Thérèse ouvrit les yeux, bâilla, se retourna et répondit d’une voix dolente qu’elle avait une migraine atroce. Elle supplia sa tante de la laisser dormir. La vieille dame s’en alla comme elle était venue, sans faire de bruit.

Les deux amants, riant en silence, s’embrassèrent avec une violence passionnée.

« Tu vois bien, dit Thérèse triomphante, que nous ne craignons rien ici… Tous ces gens-là sont aveugles : ils n’aiment pas. »

Un autre jour, la jeune femme eut une idée bizarre. Parfois, elle était comme folle, elle délirait.

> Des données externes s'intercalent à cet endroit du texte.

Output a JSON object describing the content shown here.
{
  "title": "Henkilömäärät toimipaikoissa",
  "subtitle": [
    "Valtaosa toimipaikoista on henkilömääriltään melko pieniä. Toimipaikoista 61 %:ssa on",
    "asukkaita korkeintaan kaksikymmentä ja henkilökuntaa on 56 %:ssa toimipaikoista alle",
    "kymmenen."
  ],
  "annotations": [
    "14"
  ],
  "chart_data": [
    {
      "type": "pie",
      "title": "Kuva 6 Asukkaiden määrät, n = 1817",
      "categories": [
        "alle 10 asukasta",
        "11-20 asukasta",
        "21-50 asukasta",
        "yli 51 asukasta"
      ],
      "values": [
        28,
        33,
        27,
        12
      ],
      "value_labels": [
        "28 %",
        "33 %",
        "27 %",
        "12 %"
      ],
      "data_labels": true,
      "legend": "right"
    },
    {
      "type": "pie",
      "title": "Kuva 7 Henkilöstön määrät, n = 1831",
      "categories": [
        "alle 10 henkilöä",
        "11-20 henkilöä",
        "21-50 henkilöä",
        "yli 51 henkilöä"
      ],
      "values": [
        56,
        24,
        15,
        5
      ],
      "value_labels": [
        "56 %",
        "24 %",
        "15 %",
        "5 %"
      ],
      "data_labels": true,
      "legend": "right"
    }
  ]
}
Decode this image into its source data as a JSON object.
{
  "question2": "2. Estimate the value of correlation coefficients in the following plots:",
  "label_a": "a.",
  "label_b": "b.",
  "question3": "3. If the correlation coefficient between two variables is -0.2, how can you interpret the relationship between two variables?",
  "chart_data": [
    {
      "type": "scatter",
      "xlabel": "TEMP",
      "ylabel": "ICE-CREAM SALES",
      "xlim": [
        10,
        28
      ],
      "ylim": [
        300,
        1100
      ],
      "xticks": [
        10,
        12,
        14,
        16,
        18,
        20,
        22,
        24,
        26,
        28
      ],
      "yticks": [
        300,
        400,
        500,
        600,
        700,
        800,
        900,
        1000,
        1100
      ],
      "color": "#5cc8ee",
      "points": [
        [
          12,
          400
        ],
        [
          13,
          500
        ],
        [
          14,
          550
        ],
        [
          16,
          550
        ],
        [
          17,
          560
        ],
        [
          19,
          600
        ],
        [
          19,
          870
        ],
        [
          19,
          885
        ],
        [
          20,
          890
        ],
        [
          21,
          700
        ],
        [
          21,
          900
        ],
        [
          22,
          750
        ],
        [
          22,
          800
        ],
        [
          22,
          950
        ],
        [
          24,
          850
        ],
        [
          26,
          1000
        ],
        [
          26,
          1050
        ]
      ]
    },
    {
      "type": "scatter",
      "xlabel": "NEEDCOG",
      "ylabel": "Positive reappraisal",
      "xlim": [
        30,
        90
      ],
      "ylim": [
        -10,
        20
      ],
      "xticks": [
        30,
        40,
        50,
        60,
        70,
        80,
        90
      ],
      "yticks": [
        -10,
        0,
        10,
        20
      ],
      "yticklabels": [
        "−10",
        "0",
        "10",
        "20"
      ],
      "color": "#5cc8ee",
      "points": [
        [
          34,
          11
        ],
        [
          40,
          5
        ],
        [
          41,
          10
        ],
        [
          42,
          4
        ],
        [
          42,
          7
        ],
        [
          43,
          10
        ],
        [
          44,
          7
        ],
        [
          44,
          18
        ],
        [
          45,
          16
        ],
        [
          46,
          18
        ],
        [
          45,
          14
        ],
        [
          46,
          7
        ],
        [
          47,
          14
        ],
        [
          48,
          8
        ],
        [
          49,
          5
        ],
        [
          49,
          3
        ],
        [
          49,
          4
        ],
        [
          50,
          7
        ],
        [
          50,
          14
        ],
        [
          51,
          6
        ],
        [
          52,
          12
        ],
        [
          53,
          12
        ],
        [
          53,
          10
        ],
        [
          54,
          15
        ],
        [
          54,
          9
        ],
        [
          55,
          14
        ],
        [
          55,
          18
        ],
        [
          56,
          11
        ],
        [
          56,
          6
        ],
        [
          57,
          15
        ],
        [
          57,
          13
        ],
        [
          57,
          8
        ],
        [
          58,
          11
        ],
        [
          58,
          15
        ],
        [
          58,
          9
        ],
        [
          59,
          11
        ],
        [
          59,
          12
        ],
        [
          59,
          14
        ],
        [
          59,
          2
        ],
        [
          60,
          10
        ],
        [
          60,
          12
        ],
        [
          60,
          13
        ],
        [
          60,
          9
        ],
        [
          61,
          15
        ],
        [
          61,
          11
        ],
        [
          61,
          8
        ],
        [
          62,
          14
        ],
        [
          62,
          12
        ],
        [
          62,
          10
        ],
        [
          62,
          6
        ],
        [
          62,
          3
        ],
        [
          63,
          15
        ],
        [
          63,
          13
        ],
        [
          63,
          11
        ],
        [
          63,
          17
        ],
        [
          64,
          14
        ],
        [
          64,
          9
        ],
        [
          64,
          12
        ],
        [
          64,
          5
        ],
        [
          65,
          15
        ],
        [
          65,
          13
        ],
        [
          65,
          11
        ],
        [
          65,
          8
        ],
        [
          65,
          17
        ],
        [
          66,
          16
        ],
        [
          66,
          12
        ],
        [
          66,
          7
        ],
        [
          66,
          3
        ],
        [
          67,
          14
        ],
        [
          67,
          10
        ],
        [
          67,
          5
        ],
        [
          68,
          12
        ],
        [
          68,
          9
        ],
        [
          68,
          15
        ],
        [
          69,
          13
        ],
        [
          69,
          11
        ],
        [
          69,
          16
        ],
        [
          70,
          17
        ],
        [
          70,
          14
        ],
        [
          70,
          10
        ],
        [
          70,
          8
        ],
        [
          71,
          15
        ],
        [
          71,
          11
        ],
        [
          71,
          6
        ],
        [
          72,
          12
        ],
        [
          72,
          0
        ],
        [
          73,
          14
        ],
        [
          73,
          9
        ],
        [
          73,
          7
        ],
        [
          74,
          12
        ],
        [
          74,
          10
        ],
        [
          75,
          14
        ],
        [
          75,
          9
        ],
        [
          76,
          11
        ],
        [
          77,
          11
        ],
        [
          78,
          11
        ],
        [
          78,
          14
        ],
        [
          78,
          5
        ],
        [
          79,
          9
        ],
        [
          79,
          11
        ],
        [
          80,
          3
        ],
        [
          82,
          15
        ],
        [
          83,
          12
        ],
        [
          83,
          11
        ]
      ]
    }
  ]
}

Le chat tigré, François, était assis sur son derrière, au beau milieu de la chambre. Grave, immobile, il regardait de ses yeux ronds les deux amants. Il semblait les examiner avec soin, sans cligner les paupières, perdu dans une sorte d’extase diabolique.

« Regarde donc François, dit Thérèse à Laurent. On dirait qu’il va ce soir tout conter à Camille… Dis, ce serait drôle, s’il se mettait à parler dans la boutique, un de ces jours ; il sait de belles histoires sur notre compte… »

Cette idée, que François pourrait parler, amusa singulièrement la jeune femme. Laurent regarda les grands yeux verts du chat, et sentit un frisson lui courir sur la peau.

« Voici comment il ferait, reprit Thérèse. Il se mettrait debout, et, me montrant d’une patte, te montrant de l’autre, il s’écrierait : “Monsieur et Madame s’embrassent très fort dans la chambre ; ils ne se sont pas méfiés de moi, mais comme leurs amours criminelles me dégoûtent, je vous prie de les faire mettre en prison tous les deux ; ils ne troubleront plus ma sieste.” »

Thérèse plaisantait comme un enfant, elle mimait le chat, elle allongeait les mains en façon de griffes, elle donnait à ses épaules des ondulations félines. François, gardant une immobilité de pierre, la contemplait toujours ; ses yeux seuls paraissaient vivants ; et il y avait, dans les coins de sa gueule, deux plis profonds qui faisaient éclater de rire cette tête d’animal empaillé.

Laurent se sentait froid aux os. Il trouva ridicule la plaisanterie de Thérèse. Il se leva et mit le chat à la porte. En réalité, il avait peur. Sa maîtresse ne le possédait pas encore entièrement ; il restait au fond de lui un peu de ce malaise qu’il avait éprouvé sous les premiers baisers de la jeune femme.